Sloane Stephens. Madison Keys. Alison Riske. All three played third-round matches Saturday at Wimbledon. Only Stephens survived. And yet, with each Grand Slam tournament, there is a narrowing of the gap, a real feeling that it isn't just a convenient headline but significant progress being made.
"I think it's a big jump," said Keys, 18, who lost in a hard-fought battle to 2012 Wimbledon runner-up Agnieszka Radwanska, 7-5, 4-6, 6-3. "I know for a long time there weren't many U.S. girls in the top 100, and now there are. I think there are maybe five in the top 50 now. I think we're all just doing really well, and I hope we can all keep it up."
The bar is exceedingly high with Williams winning her 600th career match under the lights on Centre Court Saturday night, with a breezy 6-2, 6-0 victory over Kimiko Date-Krumm in 61 minutes.
Stephens, at 20 and seeded 17th here, is technically the closest to Williams, having reached the fourth round of the French Open and even defeating Williams -- albeit suffering from a balky ankle and back spasms -- in the quarterfinals of the Australian Open in January.
The No. 2 American in the world behind Williams, Stephens is the third-highest seed remaining in her half of the draw, the possibility existing -- particularly after the second-round eliminations of No. 2 seed Victoria Azarenka and No. 3 Maria Sharapova -- that she could face Williams in what would be Stephens' first Grand Slam final.
"That's a long ways off," Stephens cautioned. "Everyone has an opinion, and everyone is going to have a projection. It means nothing until the match is actually going to happen or we get that far in the tournament."
You can't blame Stephens for her reticence. Her 7-6(3), 0-6, 6-4 victory Saturday over qualifier Petra Cetkovska was hardly her best work. The match was suspended by darkness Friday after the second set, and Stephens admitted she had lost her focus.

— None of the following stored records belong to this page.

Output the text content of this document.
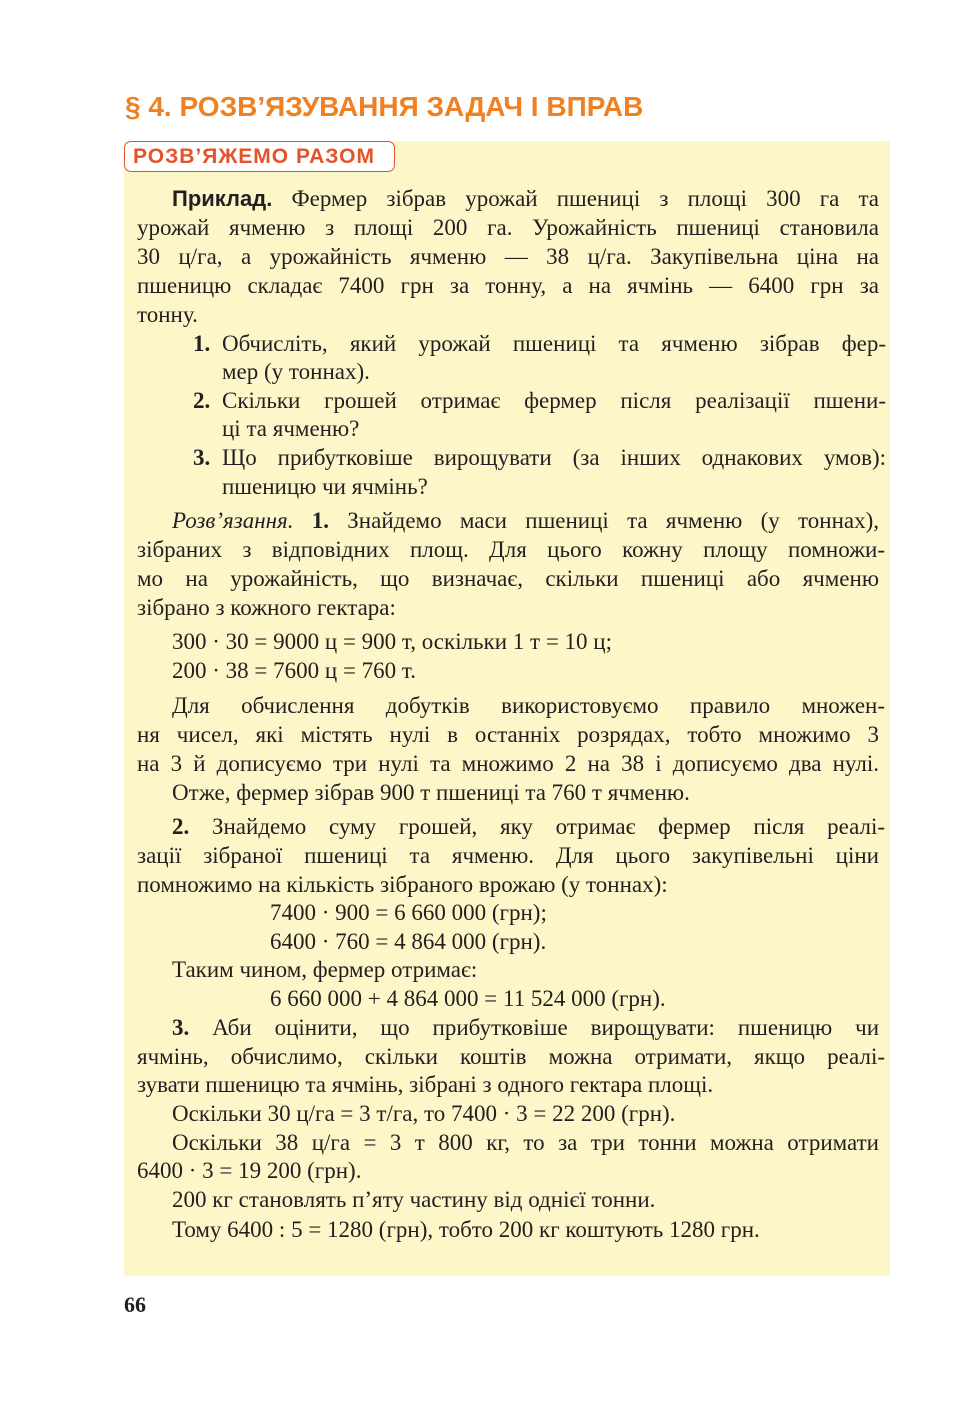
§ 4. РОЗВ’ЯЗУВАННЯ ЗАДАЧ І ВПРАВ
РОЗВ’ЯЖЕМО РАЗОМ
Приклад. Фермер зібрав урожай пшениці з площі 300 га та
урожай ячменю з площі 200 га. Урожайність пшениці становила
30 ц/га, а урожайність ячменю — 38 ц/га. Закупівельна ціна на
пшеницю складає 7400 грн за тонну, а на ячмінь — 6400 грн за
тонну.
1. Обчисліть, який урожай пшениці та ячменю зібрав фер-
мер (у тоннах).
2. Скільки грошей отримає фермер після реалізації пшени-
ці та ячменю?
3. Що прибутковіше вирощувати (за інших однакових умов):
пшеницю чи ячмінь?
Розв’язання. 1. Знайдемо маси пшениці та ячменю (у тоннах),
зібраних з відповідних площ. Для цього кожну площу помножи-
мо на урожайність, що визначає, скільки пшениці або ячменю
зібрано з кожного гектара:
300 · 30 = 9000 ц = 900 т, оскільки 1 т = 10 ц;
200 · 38 = 7600 ц = 760 т.
Для обчислення добутків використовуємо правило множен-
ня чисел, які містять нулі в останніх розрядах, тобто множимо 3
на 3 й дописуємо три нулі та множимо 2 на 38 і дописуємо два нулі.
Отже, фермер зібрав 900 т пшениці та 760 т ячменю.
2. Знайдемо суму грошей, яку отримає фермер після реалі-
зації зібраної пшениці та ячменю. Для цього закупівельні ціни
помножимо на кількість зібраного врожаю (у тоннах):
7400 · 900 = 6 660 000 (грн);
6400 · 760 = 4 864 000 (грн).
Таким чином, фермер отримає:
6 660 000 + 4 864 000 = 11 524 000 (грн).
3. Аби оцінити, що прибутковіше вирощувати: пшеницю чи
ячмінь, обчислимо, скільки коштів можна отримати, якщо реалі-
зувати пшеницю та ячмінь, зібрані з одного гектара площі.
Оскільки 30 ц/га = 3 т/га, то 7400 · 3 = 22 200 (грн).
Оскільки 38 ц/га = 3 т 800 кг, то за три тонни можна отримати
6400 · 3 = 19 200 (грн).
200 кг становлять п’яту частину від однієї тонни.
Тому 6400 : 5 = 1280 (грн), тобто 200 кг коштують 1280 грн.
66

"It was a little tough because, at the end of the first set, I couldn't see anything," Stephens said. "I was like, OK, this is going to be interesting."
Stephens fell behind 2-0 in the third set when the match resumed before three double faults by Cetkovska allowed her to take the lead at 4-3. Stephens then held off a break point in the next game and held serve to advance to her first career round of 16 at Wimbledon, where she will play 65th-ranked Monica Puig.
With Riske losing 6-2, 6-3 to Kaia Kanepi, the most compelling match among the Americans was no contest. Keys, who has been drawing raves from opponents and retired greats alike -- with Chrissie Evert predicting a future No. 1 ranking -- fought off four match points in the second-to-last game before Radwanska prevailed in a gripping 2 hours, 22 minutes.
Keys, with power that evokes comparisons to Williams, had 15 aces in her first main-draw appearance here and 67 winners, versus 23 for Radwanska.
Told that her opponent said she was impressed with her serving, which reached a top speed of 119 mph, Keys grinned.
"I was kind of impressed with my serving," she said.
"She was really playing great tennis," Radwanska said. "Especially she was serving unbelievable. Even when I had some break points ... I couldn't do anything. I'm very happy to be a little better at the end of the third set. ...
"A couple months ago, a journalist asked me who is one of the youngest players coming up and [having] good results, and I picked her. I think she's a very good up-and-coming player. She can really do well. If she's going to work and play like this, we're going to see her much [more] often."
But can Keys actually imagine herself one day lifting the trophy on Centre Court?
"Yeah, I can," Keys said. "It would be nice."